Pineda calls this design approach practical luxury, which deviates from the use of expensive materials. Straying away from “too many accessories and dressing it up” keeps it from being a maintenance nightmare.
“We then create luxury by design,” he says. “Even if the Philippines is not yet a First World country, we do not have to wait to be one. We believe that Filipinos can enjoy the same luxury as long as we design something that is best for Filipinos.”
Phase 1B of construction in New Clark City is set to start right after the 2019 SEA Games officially ends on December 11.
“We’re just showing you the tip of the iceberg,” Pineda says. “This place promises the future of the Philippines. We can tell ourselves, ‘It’s possible. We can do it. We can be global.
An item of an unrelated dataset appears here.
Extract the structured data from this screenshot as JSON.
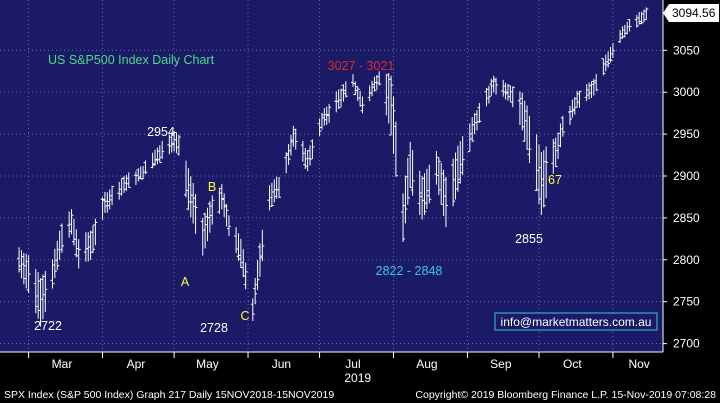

We can be progressive.’ Isn’t it amazing that you start to establish confidence, dignity, and honor in what you have designed?”
On whether they will be involved in the upcoming construction phases of New Clark City, Pineda says they hope so.
“We’d like to continue being part of the project,” he says. “We want to make sure that further development in the area will carry the authentic, modern Filipino sensibility consistently.”
Dizon says maintaining New Clark City could mean privatizing it.
“That’s critical, especially in maintaining the sports facilities, the Athletes’ Village, and the parks,” he says in a separate conversation.
If somebody else executes the upcoming phases, Pineda says guidelines in building more structure and how the city should be maintained are now being put in writing, a design bible of sorts.
“I think it will always be best to talk to the old source of modern Filipino sensibility,” he says. “We hope we can do more because we really want to make this very consistent.”
Pineda hopes people who come to New Clark City to experience what being a modern Filipino is like.
“They will see Filipino elements here but in a global standard,” he says. “I’d like people to see that this is not a copy of a city somewhere in Europe or UAE, that we are not trying to be someone else and that we are not being pretentious. Instead, I want this to show that the Philippines is another variety and that we have a gift we can offer to the world.”